Namun maraknya barang-barang buatan Indonesia tentu harganya tidak sama seperti peredarannya di wilayah Ibu Kota. Harga barang-barang kebutuhan pokok lebih mahal ketimbang harga jualnya di Indonesia. Bukan tanpa sebab mahalnya harga bahan pokok di daerah Timor Leste, penggunaan mata uang Dolar Amerika Serikat (USD) menjadi pemicunya. Misalkan untuk harga air mineral, untuk satu botol air kemasan 300 mili liter dijual seharga USD 1. Padahal di Indonesia, nilai jualnya masih sekitar Rp 3500 dengan ukuran yang sama.
Selain air mineral, untuk harga rokok pun lebih mahal ketimbang dengan Indonesia. Kebanyakan rokok dijual seharga USD 2 perbungkus. Sedangkan untuk makanan, harganya bervariatif, mulai dari USD 3 sampai dengan USD 6 per porsi. Termasuk juga penginapan di daerah Kota Dili, harganya mencapai USD 175 per malam.
Maraknya makanan asal Indonesia memang diilhami oleh para perantau asal nusantara itu di Bumi Lorosae. Menurut Abio, makanan khas Timor Leste sendiri adalah jagung, ubi, singkong dan pisang. "Kalau makanan khas jarang ada yang jual. Kalau mau makan bisa pesan untuk dibuatkan," ujar Abio di saat berbincang di Bandara Internasional Presidente Nicolau Lobato.
Lain hal soal makanan, penggunaan bahasa Indonesia juga masih banyak ditemui di Timor Leste. Masa disintegrasi Indonesia selama 23 tahun itu turut juga mempengaruhi penggunaan bahasa. Apalagi tayangan televisi pun kebanyakan orang Timor Leste menonton acara siaran Indonesia. Pun demikian dengan isi surat kabar lokal Timor Leste, ada dua bahasa digunakan yaitu bahasa Indonesia dan juga bahasa asli Timor Leste, yaitu tetun.
"Kalau bahasa ada empat bahasa, pertama Tetun, Indonesia, Porto (Portugis) dan juga bahasa Inggris," ujar Abio. Penggunaan bahasa Indonesia pun didasari karena sejauh ini orang Timor Leste banyak komunikasi dengan orang Indonesia dalam hal perdagangan.
Moreira, tokoh masyarakat termasuk juga mantan pejuang kemerdekaan Timor Leste menjelaskan soal penggunaan mata uang sebagai alat transaksi di Timor Leste. Menurut dia, penggunaan mata uang itu dikarenakan uang hasil dari perolehan minyak bumi Timor Leste ditaruh di Amerika dan juga karena ada perjanjian.

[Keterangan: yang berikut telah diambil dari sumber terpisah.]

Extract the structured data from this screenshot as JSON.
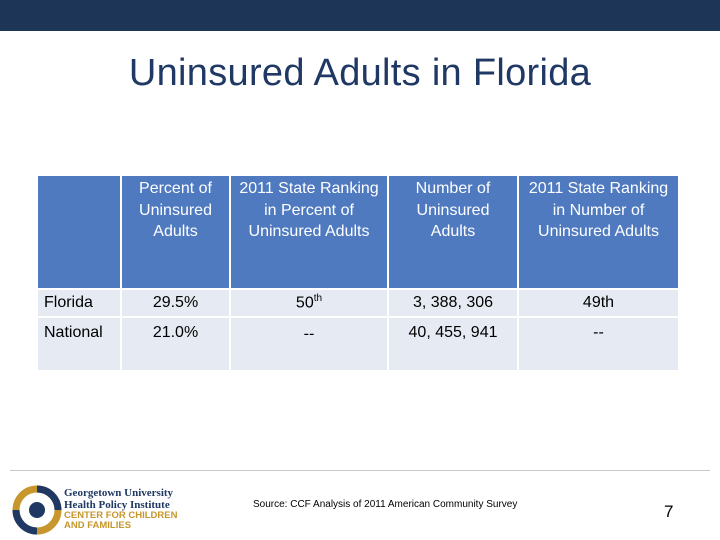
{
  "slide": {
    "title": "Uninsured Adults in Florida",
    "page_number": "7",
    "source": "Source: CCF Analysis of 2011 American Community Survey"
  },
  "table": {
    "headers": [
      "",
      "Percent of Uninsured Adults",
      "2011 State Ranking in Percent of Uninsured Adults",
      "Number of Uninsured Adults",
      "2011 State Ranking in Number of Uninsured Adults"
    ],
    "rows": [
      {
        "label": "Florida",
        "pct": "29.5%",
        "rank_pct_num": "50",
        "rank_pct_sup": "th",
        "number": "3, 388, 306",
        "rank_num": "49th"
      },
      {
        "label": "National",
        "pct": "21.0%",
        "rank_pct_num": "--",
        "rank_pct_sup": "",
        "number": "40, 455, 941",
        "rank_num": "--"
      }
    ]
  },
  "logo": {
    "line1": "Georgetown University",
    "line2": "Health Policy Institute",
    "line3": "CENTER FOR CHILDREN",
    "line4": "AND FAMILIES"
  },
  "colors": {
    "top_bar": "#1d3557",
    "title": "#1f3864",
    "header_cell": "#4f7ac0",
    "body_cell": "#e5eaf3",
    "logo_gold": "#c7962c"
  }
}
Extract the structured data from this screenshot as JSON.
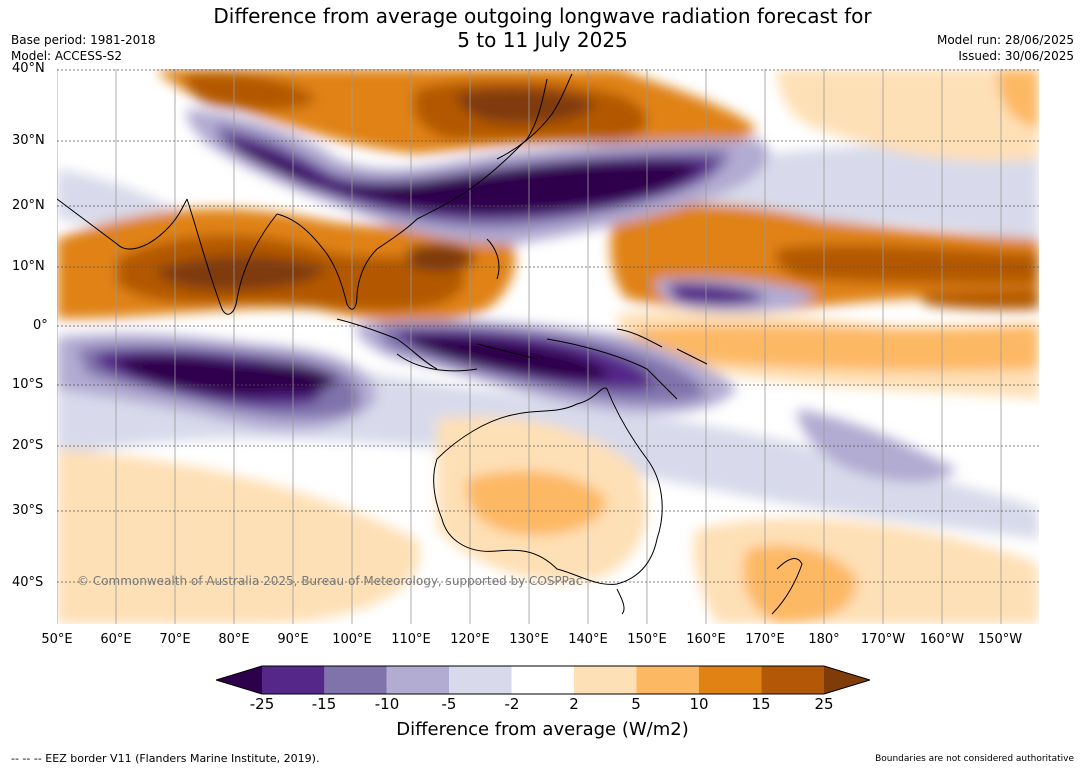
{
  "title": {
    "line1": "Difference from average outgoing longwave radiation forecast for",
    "line2": "5 to 11 July 2025"
  },
  "meta_left": {
    "base_period": "Base period: 1981-2018",
    "model": "Model: ACCESS-S2"
  },
  "meta_right": {
    "model_run": "Model run: 28/06/2025",
    "issued": "Issued: 30/06/2025"
  },
  "lat_labels": [
    "40°N",
    "30°N",
    "20°N",
    "10°N",
    "0°",
    "10°S",
    "20°S",
    "30°S",
    "40°S"
  ],
  "lon_labels": [
    "50°E",
    "60°E",
    "70°E",
    "80°E",
    "90°E",
    "100°E",
    "110°E",
    "120°E",
    "130°E",
    "140°E",
    "150°E",
    "160°E",
    "170°E",
    "180°",
    "170°W",
    "160°W",
    "150°W"
  ],
  "copyright": "© Commonwealth of Australia 2025, Bureau of Meteorology, supported by COSPPac",
  "legend": {
    "ticks": [
      "-25",
      "-15",
      "-10",
      "-5",
      "-2",
      "2",
      "5",
      "10",
      "15",
      "25"
    ],
    "colors": [
      "#2d004b",
      "#542788",
      "#8073ac",
      "#b2abd2",
      "#d8daeb",
      "#ffffff",
      "#fee0b6",
      "#fdb863",
      "#e08214",
      "#b35806",
      "#7f3b08"
    ],
    "label": "Difference from average (W/m2)"
  },
  "footer_left": "--  --  -- EEZ border V11 (Flanders Marine Institute, 2019).",
  "footer_right": "Boundaries are not considered authoritative"
}
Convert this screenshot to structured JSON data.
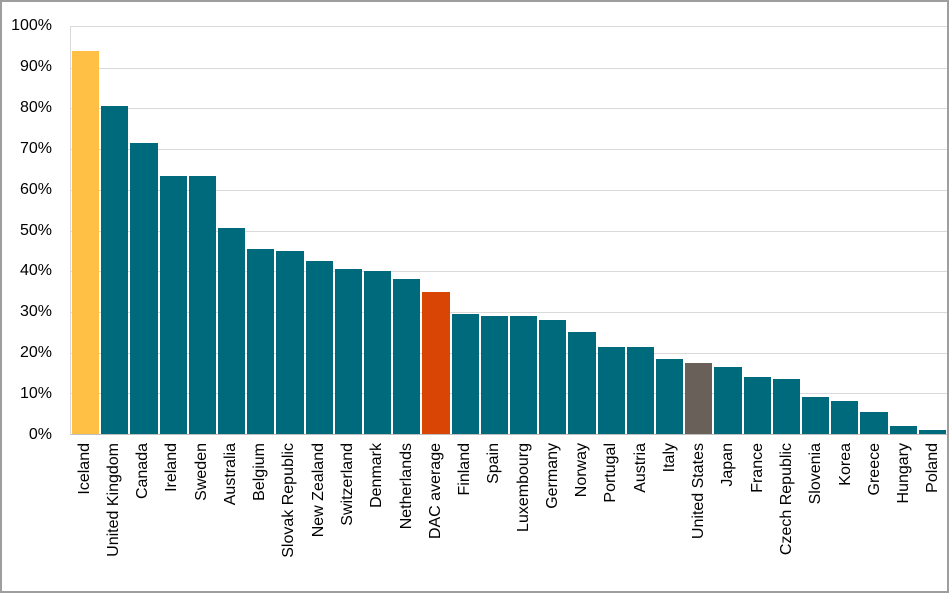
{
  "chart_data": {
    "type": "bar",
    "title": "",
    "xlabel": "",
    "ylabel": "",
    "ylim": [
      0,
      100
    ],
    "ytick_step": 10,
    "grid": true,
    "yticks": [
      "100%",
      "90%",
      "80%",
      "70%",
      "60%",
      "50%",
      "40%",
      "30%",
      "20%",
      "10%",
      "0%"
    ],
    "categories": [
      "Iceland",
      "United Kingdom",
      "Canada",
      "Ireland",
      "Sweden",
      "Australia",
      "Belgium",
      "Slovak Republic",
      "New Zealand",
      "Switzerland",
      "Denmark",
      "Netherlands",
      "DAC average",
      "Finland",
      "Spain",
      "Luxembourg",
      "Germany",
      "Norway",
      "Portugal",
      "Austria",
      "Italy",
      "United States",
      "Japan",
      "France",
      "Czech Republic",
      "Slovenia",
      "Korea",
      "Greece",
      "Hungary",
      "Poland"
    ],
    "values": [
      94,
      80.5,
      71.5,
      63.5,
      63.5,
      50.5,
      45.5,
      45,
      42.5,
      40.5,
      40,
      38,
      35,
      29.5,
      29,
      29,
      28,
      25,
      21.5,
      21.5,
      18.5,
      17.5,
      16.5,
      14,
      13.5,
      9,
      8,
      5.5,
      2,
      1
    ],
    "items": [
      {
        "label": "Iceland",
        "value": 94,
        "color": "bar_highlight_yellow"
      },
      {
        "label": "United Kingdom",
        "value": 80.5,
        "color": "bar_default"
      },
      {
        "label": "Canada",
        "value": 71.5,
        "color": "bar_default"
      },
      {
        "label": "Ireland",
        "value": 63.5,
        "color": "bar_default"
      },
      {
        "label": "Sweden",
        "value": 63.5,
        "color": "bar_default"
      },
      {
        "label": "Australia",
        "value": 50.5,
        "color": "bar_default"
      },
      {
        "label": "Belgium",
        "value": 45.5,
        "color": "bar_default"
      },
      {
        "label": "Slovak Republic",
        "value": 45,
        "color": "bar_default"
      },
      {
        "label": "New Zealand",
        "value": 42.5,
        "color": "bar_default"
      },
      {
        "label": "Switzerland",
        "value": 40.5,
        "color": "bar_default"
      },
      {
        "label": "Denmark",
        "value": 40,
        "color": "bar_default"
      },
      {
        "label": "Netherlands",
        "value": 38,
        "color": "bar_default"
      },
      {
        "label": "DAC average",
        "value": 35,
        "color": "bar_highlight_orange"
      },
      {
        "label": "Finland",
        "value": 29.5,
        "color": "bar_default"
      },
      {
        "label": "Spain",
        "value": 29,
        "color": "bar_default"
      },
      {
        "label": "Luxembourg",
        "value": 29,
        "color": "bar_default"
      },
      {
        "label": "Germany",
        "value": 28,
        "color": "bar_default"
      },
      {
        "label": "Norway",
        "value": 25,
        "color": "bar_default"
      },
      {
        "label": "Portugal",
        "value": 21.5,
        "color": "bar_default"
      },
      {
        "label": "Austria",
        "value": 21.5,
        "color": "bar_default"
      },
      {
        "label": "Italy",
        "value": 18.5,
        "color": "bar_default"
      },
      {
        "label": "United States",
        "value": 17.5,
        "color": "bar_highlight_gray"
      },
      {
        "label": "Japan",
        "value": 16.5,
        "color": "bar_default"
      },
      {
        "label": "France",
        "value": 14,
        "color": "bar_default"
      },
      {
        "label": "Czech Republic",
        "value": 13.5,
        "color": "bar_default"
      },
      {
        "label": "Slovenia",
        "value": 9,
        "color": "bar_default"
      },
      {
        "label": "Korea",
        "value": 8,
        "color": "bar_default"
      },
      {
        "label": "Greece",
        "value": 5.5,
        "color": "bar_default"
      },
      {
        "label": "Hungary",
        "value": 2,
        "color": "bar_default"
      },
      {
        "label": "Poland",
        "value": 1,
        "color": "bar_default"
      }
    ],
    "legend": null
  },
  "colors": {
    "bar_default": "#006a7d",
    "bar_highlight_yellow": "#ffc045",
    "bar_highlight_orange": "#d84504",
    "bar_highlight_gray": "#696159",
    "gridline": "#d9d9d9",
    "axis_line": "#bfbfbf",
    "plot_border": "#d9d9d9",
    "outer_border": "#9e9e9e",
    "background": "#ffffff",
    "text": "#000000"
  }
}
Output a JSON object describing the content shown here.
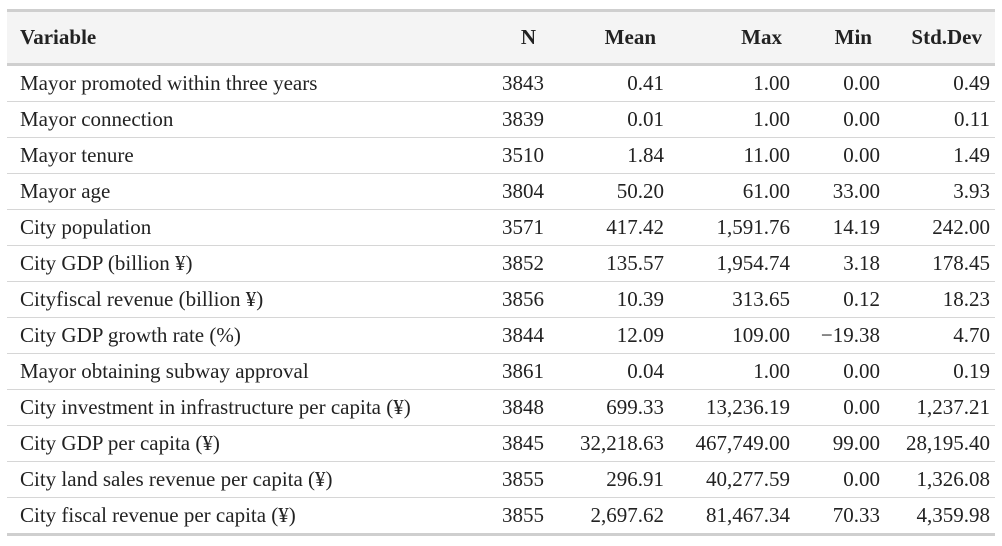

Selain itu, sebagai negara baru, kata Moreira, Timor Leste perlu memiliki mata uang yang memiliki garansi. Karena jika tidak, itu bisa berbahaya.
"Nah secara perlahan-lahan kita sedang buat mata uang sendiri, namanya Centabus dan baru mulai nanti dari koin. tetapi sampai di situ, kita butuh aturan, butuh garansi marketnya dan itu-itu bank central kita mesti pelajari," ujar Moreira.
Jika makanan Indonesia mendominasi kemudian penggunaan mata uang Dollar Amerika Serikat juga menjadi alat transaksi, lain hal dengan nama-nama orang Timor Leste. Faktor penjajahan selama 450 tahun dilakukan oleh Portugis menjadi salah satu catatan kemudian banyak orang-orang asal Bumi Lorosae menggunakan nama mereka. Misalnya seperti nama Ramos Horta, Suares, Batista dan juga Fernandes.
"Portugis menjajah Timor Leste 450 tahun," kata Moreira.